In this case, the option to search from the START menu has been disabled. If you have done this yourself then you may simply have Malwarebytes Anti-Malware ignore this item.

I also highly recommend that you either remove Avast! from your system or disable the antivirus component in COMODO Internet Security as having two antivirus products active in realtime is likely to cause problems.

[7PStone]

Comodo Antivirus is disabled. I only use it as a second vertificaiton to Avast. How could one disable search from the START menu. I do not think I have done this. Is there anyway to enable it. If so please provide steps. I tried searching from the Startmenu and I can, so I do not think that it is disbled. Is there a way I can check.

Also If I have ever have to remove anything that Malwarebytes has found I would like to know if Malwarebytes makes a backup of the whole registry before it removes it and where does it store it.

Is there a way I setup notifications from your forum to let me know that I have received a reply to my issue.

Your assistance in this matter is greatly appreciated.

Thank you for your replies

[exile360]

Comodo Antivirus is disabled. I only use it as a second vertificaiton to Avast.

Excellent, that shouldn't be a problem then.
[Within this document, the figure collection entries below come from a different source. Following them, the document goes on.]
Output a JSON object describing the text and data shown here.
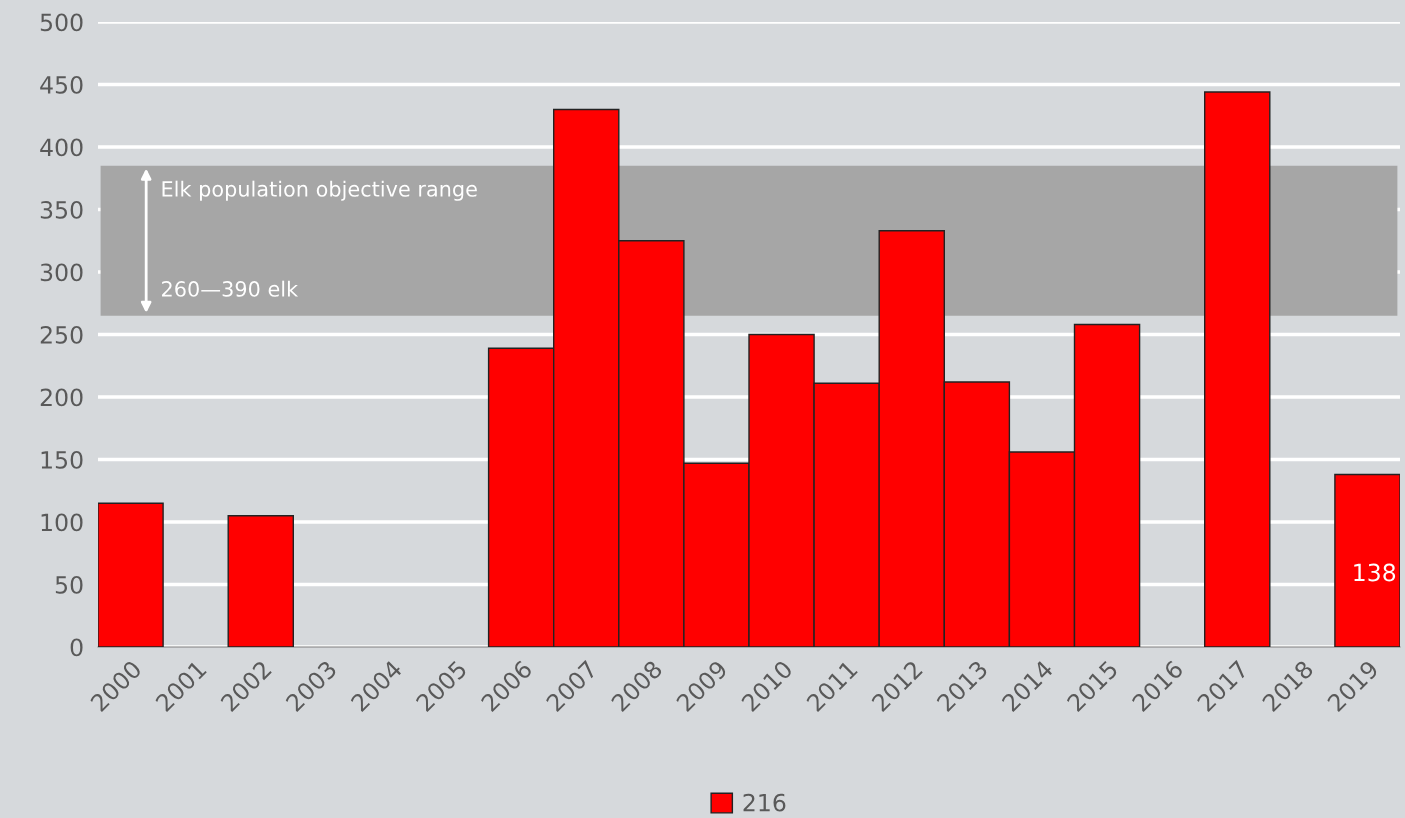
{
  "chart_data": {
    "type": "bar",
    "categories": [
      "2000",
      "2001",
      "2002",
      "2003",
      "2004",
      "2005",
      "2006",
      "2007",
      "2008",
      "2009",
      "2010",
      "2011",
      "2012",
      "2013",
      "2014",
      "2015",
      "2016",
      "2017",
      "2018",
      "2019"
    ],
    "series": [
      {
        "name": "216",
        "color": "#ff0000",
        "values": [
          115,
          null,
          105,
          null,
          null,
          null,
          239,
          430,
          325,
          147,
          250,
          211,
          333,
          212,
          156,
          258,
          null,
          444,
          null,
          138
        ],
        "value_labels": [
          null,
          null,
          null,
          null,
          null,
          null,
          null,
          null,
          null,
          null,
          null,
          null,
          null,
          null,
          null,
          null,
          null,
          null,
          null,
          "138"
        ]
      }
    ],
    "ylim": [
      0,
      500
    ],
    "yticks": [
      0,
      50,
      100,
      150,
      200,
      250,
      300,
      350,
      400,
      450,
      500
    ],
    "grid": "y",
    "legend": "bottom",
    "bands": [
      {
        "axis": "y",
        "from": 265,
        "to": 385,
        "color": "#a6a6a6"
      }
    ],
    "annotations": [
      {
        "text": "Elk population objective range",
        "y": 385
      },
      {
        "text": "260—390 elk",
        "y": 265
      }
    ]
  }
}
How could one disable search from the START menu. I do not think I have done this. Is there anyway to enable it. If so please provide steps. I tried searching from the Startmenu and I can, so I do not think that it is disbled. Is there a way I can check.

That's what the policy that Malwarebytes Anti-Malware detected does. It disables searching from the START menu, however, I did some research and this setting doesn't apply to Windows 7, only Windows XP, so it's odd that this setting even exists on your system at all, because it doesn't by default (neither on or off, the setting simply should not be there).
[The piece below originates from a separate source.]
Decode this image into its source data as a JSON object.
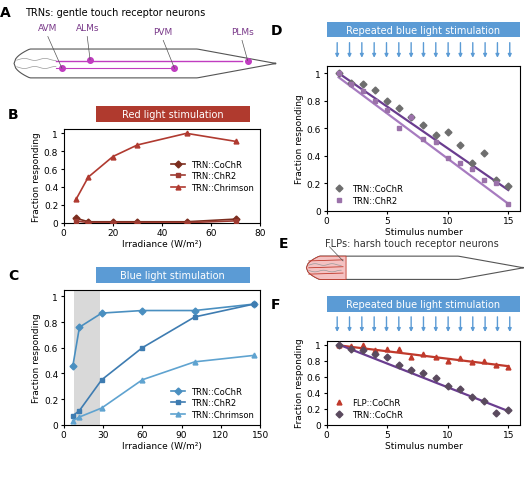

Also If I have ever have to remove anything that Malwarebytes has found I would like to know if Malwarebytes makes a backup of the whole registry before it removes it and where does it store it.

Yes, it creates a backup in quarantine. The quarantine can be accessed from the Quarantine tab and you can restore items from there.

Is there a way I setup notifications from your forum to let me know that I have received a reply to my issue.

Yes, just click the Follow this topic button on the upper right-hand side of this page.

[Oaks]

Hi, this info was helpful to me so I thought I'd return the courtesy.

For future reference. The option to search from the START Menu can easily be enabled/disabled for both XP and Windows 7, via Task Bar & Start Menu properties.

1.) Right-click the Start Button/Orb and select properties. In XP select the Advanced Tab, for Win7 select the Start Menu and click Customize.

2.) Search the relevant list to see the status of your Search settings (In my case as soon as I read the info here I knew I'd disabled them previously).